李茂趁着人走开又抓了碗酒,搁鼻下先嗅一嗅香气,“这有的人就是奇怪,别人搭理他的时候连个眼皮子都不给人家。人走了,又看得挪不开眼了。”
裴冬祺听了也像没听到,只收回目光站起来,往另一个方向走。
霞色淡下来时,张止潇停在一棵不知名的老树下;回望帐篷那边,已经篝火连营。
“明日,”张止潇忽然说:“你尽量守在驾前,不要离开主场。
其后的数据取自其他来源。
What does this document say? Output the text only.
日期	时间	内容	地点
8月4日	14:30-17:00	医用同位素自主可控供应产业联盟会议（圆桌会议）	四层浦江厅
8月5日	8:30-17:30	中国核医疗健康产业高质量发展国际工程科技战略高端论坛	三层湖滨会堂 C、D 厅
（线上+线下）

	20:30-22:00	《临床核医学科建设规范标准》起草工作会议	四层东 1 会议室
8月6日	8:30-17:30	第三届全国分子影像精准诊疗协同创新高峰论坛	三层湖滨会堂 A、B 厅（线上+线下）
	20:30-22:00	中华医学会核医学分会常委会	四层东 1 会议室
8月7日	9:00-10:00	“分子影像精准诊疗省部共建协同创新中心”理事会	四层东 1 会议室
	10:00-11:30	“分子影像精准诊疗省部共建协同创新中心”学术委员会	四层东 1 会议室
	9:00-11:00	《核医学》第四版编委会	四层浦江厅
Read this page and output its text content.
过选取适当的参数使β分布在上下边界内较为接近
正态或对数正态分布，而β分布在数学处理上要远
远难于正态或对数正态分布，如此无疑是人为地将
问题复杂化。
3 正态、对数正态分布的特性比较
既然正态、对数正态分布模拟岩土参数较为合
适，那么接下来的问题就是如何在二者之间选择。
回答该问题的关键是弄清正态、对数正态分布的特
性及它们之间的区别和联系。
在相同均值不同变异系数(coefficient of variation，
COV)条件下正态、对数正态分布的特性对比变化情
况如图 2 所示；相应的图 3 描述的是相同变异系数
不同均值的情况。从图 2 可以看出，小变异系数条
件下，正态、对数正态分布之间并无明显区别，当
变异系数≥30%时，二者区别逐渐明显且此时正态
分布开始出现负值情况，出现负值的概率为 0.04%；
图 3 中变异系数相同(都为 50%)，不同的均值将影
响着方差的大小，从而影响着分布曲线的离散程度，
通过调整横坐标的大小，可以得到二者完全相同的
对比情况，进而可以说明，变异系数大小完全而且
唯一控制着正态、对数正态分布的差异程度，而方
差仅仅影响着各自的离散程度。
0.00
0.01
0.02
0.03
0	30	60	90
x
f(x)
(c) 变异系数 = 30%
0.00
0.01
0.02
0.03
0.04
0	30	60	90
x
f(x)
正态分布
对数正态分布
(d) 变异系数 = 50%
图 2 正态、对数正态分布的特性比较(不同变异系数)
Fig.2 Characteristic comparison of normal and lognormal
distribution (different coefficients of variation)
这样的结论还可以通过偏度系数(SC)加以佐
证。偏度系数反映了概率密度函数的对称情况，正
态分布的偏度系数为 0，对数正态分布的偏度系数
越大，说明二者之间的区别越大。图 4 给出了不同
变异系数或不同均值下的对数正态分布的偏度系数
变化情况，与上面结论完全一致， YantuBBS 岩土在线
”
纪伶隐约能听出点什么,问:“你要做什么?”
张止潇望着远处篝火,“景安这支箭,已经在弦上了。”
东郊猎场草场开阔,密林环绕,栖身不少野物,运气好的话说不定还能猎到什么稀罕品种。
日出时就已经有人按捺不住先去热了一圈,但因为不熟悉地形,不小心掉入了山下猎户挖的陷阱。张祈之走出帐子时,看见灰溜溜地被李茂捞回来的齐云川,掉头就想跑。被李茂气穿云霄的声音喊住:“二殿下,起得挺早啊。”
齐小公子听着这声望过去,那眼神,幽幽怨怨的,配着一脸未消退的瘀青,李茂一个大老粗瞧着都可怜。
张祈之讪讪转了回来。
晚些时候,马蹄号角惊得林间走兽奔窜,男儿们三五成队呼喝着纵马入林。
张祈之身背伏光,身边不情不愿带了个齐云川。
猎场是年轻人的天下,陛下只管设下赏赐,自与众位朝中肱骨就临时搭起的餐台饮酒谈天。
已经进入密林,蒋裕驱马绕过侍卫追上张止潇,说:“今日这情形你可不能甩了我独行。还有,这里的地势我也是不熟的,别跑太远,差不多我们就回去。”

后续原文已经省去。